Bukan
Ketoprak Mataram
Anas Urbaningrum ; Pengamat Politik
|
KORAN SINDO, 13 Mei 2015
Keraton Yogyakarta
memanas menyusul keluarnya Sabda Raja Sri Sultan Hamengku Buwono X pada 30
April 2015 yang intinya: perubahan penyebutan Buwono menjadi Bawono,
dihilangkannya khalifatullah dalam gelar sultan, penyebutan Kaping Sedasa
diganti Kaping Sepuluh.
Disebut juga ada
perubahan perjanjian antara Ki Ageng Giring dan Ki Ageng Pemanahan, serta
menyempurnakan nama keris Kanjeng Kyai Ageng Kopek dan Kanjeng Kyai Ageng
Joko Piturun. Keraton makin bergolak setelah Ngarso Dalem kembali
mengeluarkan Dawuh Raja pada 5 Mei 2015, yang substansinya mengangkat putri
sulungnya, GKR Pembayun, sebagai calon penerus takhta dengan gelar GKR
Mangkubumi Hamemayu Hayuning Bawono Langgeng ing Mataram.
Gelar ini semacam
penegasan bahwa Sultan sudah mengangkat putri mahkota. Bahkan, gelar tersebut
menyiratkan gelar seorang raja atau ratu. Bukan hanya internal keraton yang
memanas dan bergolak. Masyarakat Yogyakarta pun memberikan reaksi.
Protes terutama
hilangnya khalifatullah dalam gelar dianggap sebagai penghapu sansisi
pemimpin agama pada diri Sultan. Tentu hal demikian dinilai ”melukai” sejarah
Mataram Islam. Sebagian publik di Yogyakarta khawatir Kesultanan akan
kehilangan orientasi karena menghilangkan sebagian karakternya yang sudah
terpatri ratusan tahun.
Sejarah Konflik
Konflik sejatinya bukan hal yang baru bagi Kesultanan Yogyakarta. Bahkan,
sejarah kelahiran kesultanan ini merupakan produk konflik internal kerajaan
Mataram baru atau Mataram Islam. Perjanjian Giyanti pada 1755 memecah
kerajaan menjadi Kasunanan Surakarta dan Kesultanan Yogyakarta. Perjanjian
berlangsung antara Pakubuwono III, Pangeran Mangkubumi, dan pihak Belanda.
Pangeran Mangkubumi
(adik Pakubuwono II) lantas menjadi Hamengku Buwono I yang bertakhta di
Ngayogyakarta Hadiningrat.
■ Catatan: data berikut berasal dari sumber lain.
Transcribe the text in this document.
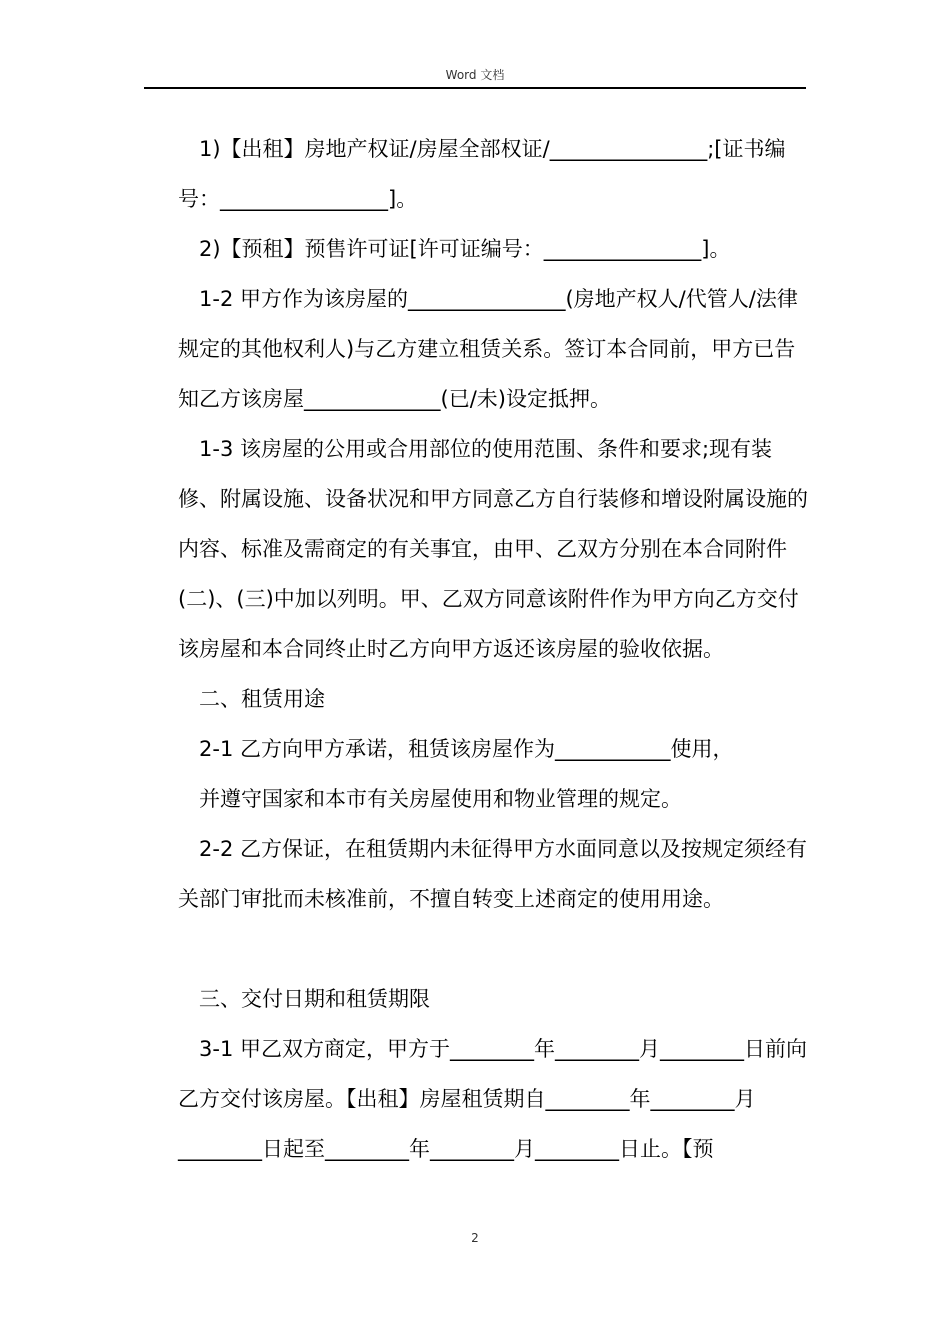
Word 文档

1)【出租】房地产权证/房屋全部权证/_______________;[证书编号：________________]。

2)【预租】预售许可证[许可证编号：_______________]。

1-2 甲方作为该房屋的_______________(房地产权人/代管人/法律规定的其他权利人)与乙方建立租赁关系。签订本合同前，甲方已告知乙方该房屋_____________(已/未)设定抵押。

1-3 该房屋的公用或合用部位的使用范围、条件和要求;现有装修、附属设施、设备状况和甲方同意乙方自行装修和增设附属设施的内容、标准及需商定的有关事宜，由甲、乙双方分别在本合同附件(二)、(三)中加以列明。甲、乙双方同意该附件作为甲方向乙方交付该房屋和本合同终止时乙方向甲方返还该房屋的验收依据。

二、租赁用途

2-1 乙方向甲方承诺，租赁该房屋作为___________使用，

并遵守国家和本市有关房屋使用和物业管理的规定。

2-2 乙方保证，在租赁期内未征得甲方水面同意以及按规定须经有关部门审批而未核准前，不擅自转变上述商定的使用用途。

三、交付日期和租赁期限

3-1 甲乙双方商定，甲方于________年________月________日前向乙方交付该房屋。【出租】房屋租赁期自________年________月________日起至________年________月________日止。【预

2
Realitas sejarah lebih lanjut adalah lahirnya
Kadipaten Mangkunegaran di Surakarta sebelah utara yang menjadi wilayah
berdaulat di bawah kendali Raden Mas Said (Pangeran Sambernyawa) yang
bergelar Mangkunegara I.
Ini hasil Perjanjian
Salatiga 1757 antara Pangeran Sambernyawa dan Kasunanan Surakarta. Sejarah
bergerak terus, pada 1790 terjadi perjanjian segitiga antara Kasunanan,
Mangkunegaran, dan Kesultanan bahwa ketiganya mempunyai kedudukan dan
kedaulatan yang setara dan tidak akan saling serang. Di Yogyakarta sendiri,
penjajah Inggris sukses membelah kesultanan.
Pasca-Kapitulasi
Tuntang 1811 di Semarang, yakni perjanjian Belanda menyerahkan Hindia Belanda
kepada Inggris, pada 1812 Raffles segera mengangkat Pangeran Notokusumo,
putra Hamengku Buwono I, menjadi Kanjeng Gusti Pangeran Adipati Paku Alam I,
seorang pangeran merdeka di dalam Kesultanan Yogya.
Pakualaman mengambil
sebagian wilayah Kesultanan Yogyakarta, yakni Kulonprogo. Ketegangan antara
keduanya baru reda ketika setelah Proklamasi Kemerdekaan Indonesia, Hamengku
Buwono IX dan Paku Alam VIII kompak mendukung Republik. Sampai sekarang hal
tersebut diabadikan ke dalam bagian keistimewaan Yogyakarta sebagai gubernur
dan wakil gubernur.
Artinya, kerajaan
Islam terbesar di Jawa yang berjaya sejak zaman Sultan Agung itu kemudian
terbelah-belah menjadi makin mini oleh adanya perselisihan internal di
keraton yang bertemu dengan politik pecah-belah yang dimainkan oleh penjajah.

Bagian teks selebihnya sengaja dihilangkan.